Inevitably when a member of a well-known band forms a side project, their new output will be compared to their old. If “When I Was A Painter” contains a common format utilized by the Pixies, “Iris” probably comes the closest to sounding like that band-however, not in an annoying fashion.
“Opened” is another uptempo, bass-driven number, drenched with guitar and sprinkled with sparse spoken word verses by Deal.
Not surprisingly “Only In 3’s” is the sole song co-written by Donelly, as it has her Throwing Muses / Belly touch all over it. But make no mistake: while Deal is credited with writing most of Pod‘s material, one can easily hear hints of Donelly’s influence throughout the album. With that in mind, “Lime” sounds a lot like a Throwing Muses ditty, despite being written by Deal.

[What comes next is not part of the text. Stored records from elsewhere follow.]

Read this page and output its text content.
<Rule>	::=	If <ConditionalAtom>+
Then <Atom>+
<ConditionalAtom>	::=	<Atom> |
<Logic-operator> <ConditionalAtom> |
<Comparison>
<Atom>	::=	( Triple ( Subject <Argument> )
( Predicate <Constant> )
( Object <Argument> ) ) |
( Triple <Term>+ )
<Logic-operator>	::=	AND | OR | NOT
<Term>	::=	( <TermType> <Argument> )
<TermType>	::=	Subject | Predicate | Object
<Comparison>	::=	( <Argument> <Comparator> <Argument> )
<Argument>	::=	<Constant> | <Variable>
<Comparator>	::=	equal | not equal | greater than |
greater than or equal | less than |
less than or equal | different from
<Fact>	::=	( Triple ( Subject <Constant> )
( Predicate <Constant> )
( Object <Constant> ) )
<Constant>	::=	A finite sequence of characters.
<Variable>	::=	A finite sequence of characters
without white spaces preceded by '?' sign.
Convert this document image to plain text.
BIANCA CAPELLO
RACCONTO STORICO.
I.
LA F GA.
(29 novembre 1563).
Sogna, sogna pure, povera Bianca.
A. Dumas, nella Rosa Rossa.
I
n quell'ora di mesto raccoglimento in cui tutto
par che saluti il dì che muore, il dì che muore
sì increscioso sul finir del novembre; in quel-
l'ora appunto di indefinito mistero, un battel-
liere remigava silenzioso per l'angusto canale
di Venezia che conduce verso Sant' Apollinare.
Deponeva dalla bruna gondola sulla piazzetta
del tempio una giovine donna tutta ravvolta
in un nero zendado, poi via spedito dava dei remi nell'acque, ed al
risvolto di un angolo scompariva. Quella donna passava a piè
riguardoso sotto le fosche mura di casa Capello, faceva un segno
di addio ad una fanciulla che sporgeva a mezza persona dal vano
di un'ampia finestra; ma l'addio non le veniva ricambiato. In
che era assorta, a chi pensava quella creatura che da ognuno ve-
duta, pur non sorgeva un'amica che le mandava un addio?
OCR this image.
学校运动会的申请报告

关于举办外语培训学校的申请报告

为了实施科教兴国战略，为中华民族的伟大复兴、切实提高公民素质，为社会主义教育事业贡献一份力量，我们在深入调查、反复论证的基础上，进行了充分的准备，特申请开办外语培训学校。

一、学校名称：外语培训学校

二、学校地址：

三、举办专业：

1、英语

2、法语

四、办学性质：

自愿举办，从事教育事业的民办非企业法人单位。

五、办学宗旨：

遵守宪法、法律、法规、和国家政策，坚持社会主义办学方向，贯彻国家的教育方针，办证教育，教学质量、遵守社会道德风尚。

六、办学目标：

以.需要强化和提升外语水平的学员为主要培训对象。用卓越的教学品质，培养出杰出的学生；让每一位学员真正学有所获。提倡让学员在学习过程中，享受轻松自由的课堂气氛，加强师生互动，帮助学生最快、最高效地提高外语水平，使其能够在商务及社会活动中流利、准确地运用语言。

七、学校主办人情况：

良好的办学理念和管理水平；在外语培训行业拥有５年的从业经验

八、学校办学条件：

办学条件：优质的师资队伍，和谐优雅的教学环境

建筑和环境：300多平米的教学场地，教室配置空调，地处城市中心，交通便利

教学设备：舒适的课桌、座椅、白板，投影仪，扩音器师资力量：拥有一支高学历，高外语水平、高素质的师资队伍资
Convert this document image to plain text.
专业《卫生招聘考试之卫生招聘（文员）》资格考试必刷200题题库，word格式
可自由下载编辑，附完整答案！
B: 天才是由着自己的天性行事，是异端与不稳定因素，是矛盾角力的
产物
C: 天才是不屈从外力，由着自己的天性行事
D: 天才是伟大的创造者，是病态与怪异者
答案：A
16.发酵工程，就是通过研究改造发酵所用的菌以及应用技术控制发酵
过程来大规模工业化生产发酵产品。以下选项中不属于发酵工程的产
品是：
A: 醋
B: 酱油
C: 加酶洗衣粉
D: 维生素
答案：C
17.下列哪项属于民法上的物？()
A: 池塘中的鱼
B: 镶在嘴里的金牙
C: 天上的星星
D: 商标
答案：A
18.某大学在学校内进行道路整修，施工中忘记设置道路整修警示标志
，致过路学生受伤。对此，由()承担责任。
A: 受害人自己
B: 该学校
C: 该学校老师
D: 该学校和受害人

“Metal Man” closes out Pod and holds the distinction of being the weakest song on the album. Co-written by Deal and Wiggs, it is the sprinkles on top, rather than the cherry. In other words, it adds little flavor to what is otherwise a tasty debut from The Breeders.
When the album came out, Karen Schoemer of the New York Times wrote, “The angular melodies, shattered tempos and screeching dynamics recall elements of each of the women’s full-time bands, but Pod has a smart, innovative edge all its own.”
The Breeders followed up Pod with the Safari EP in 1992. It was their last release to feature Donelly and first to contain Kim’s twin sister, Kelley.
Though Last Splash received greater exposure via alternative radio, MTV and had the benefit of Kim’s full-time focus after the breakup of the Pixies, Pod was a groundbreaking release. One needs no further proof than to consider recording engineer Steve Albini’s assertion that it is the album he felt he got both the best sound for a band as well as the best performance.